Returning Home: The Pathway to Stability - Miss Shelia’s Story

When Sheila Clark first moved into the apartment she rented for over fifteen years, it was a complex with residents who were mostly “quiet working-class families.” Unfortunately, she witnessed the neighborhood change from being a peaceful community to one being noisy with loiters.

 Sheila longed for a home to call her own. She wanted a place with a yard for her children to play in a safe, quieter environment.  She hoped for a house that would better accommodate her large, extended family and most of all, something that she could call her own.

 Although Sheila's 23 years of employment with Marine Corps Community Services (MCCS) was stable, buying a house meant finding one she could afford. As a single mother of three, she faced the challenge of saving for a down payment, while supporting a family and finding a home in a skyrocketing real estate market. Discovering Habitat was an answered prayer for Sheila. Habitat’s unique building model of bringing families together with volunteers to build homes and providing a no interest mortgage made buying a home affordable. 

 Sheila grew up in a house on land passed down to her family from her mother’s grandmother.  She understood the financial value and peace of mind that homeownership affords. Her family homestead, the land Sheila built on when she partnered with Habitat, had been owned by her family for more than 300 years.

 Before being able to build, Sheila had to get her family’s land out of heirs’ property status- a land holding status in many states, especially the South, where multiple members of a family own land jointly. After getting half an acre of the property titled in her name, the building process began.

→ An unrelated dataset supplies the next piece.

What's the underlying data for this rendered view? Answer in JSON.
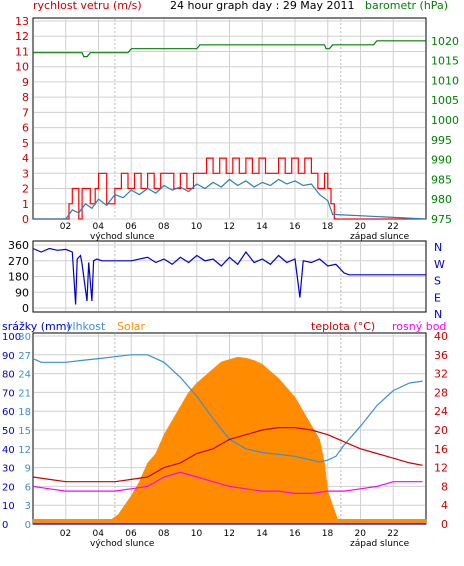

The construction of Sheila’s home was a collaborative effort that modeled the heart of the Habitat for Humanity culture of volunteerism and the usage of sweat equity.

 Twenty years later standing in the front yard of her home, Sheila beams with pride of a homeowner who has experienced the blessings. Today, her mortgage has been paid and her children are grown up with homes of their own. Her house is the home where grandchildren drop in daily and her family gathers to celebrate holidays, birthdays, and the comfort of one another’s presence.  

 “There’s nothing like having your own home,” Shelia says and pauses as if she remembers something. Then adds, “Habitat for Humanity, my community at large, God and my ancestors all had a part in this.”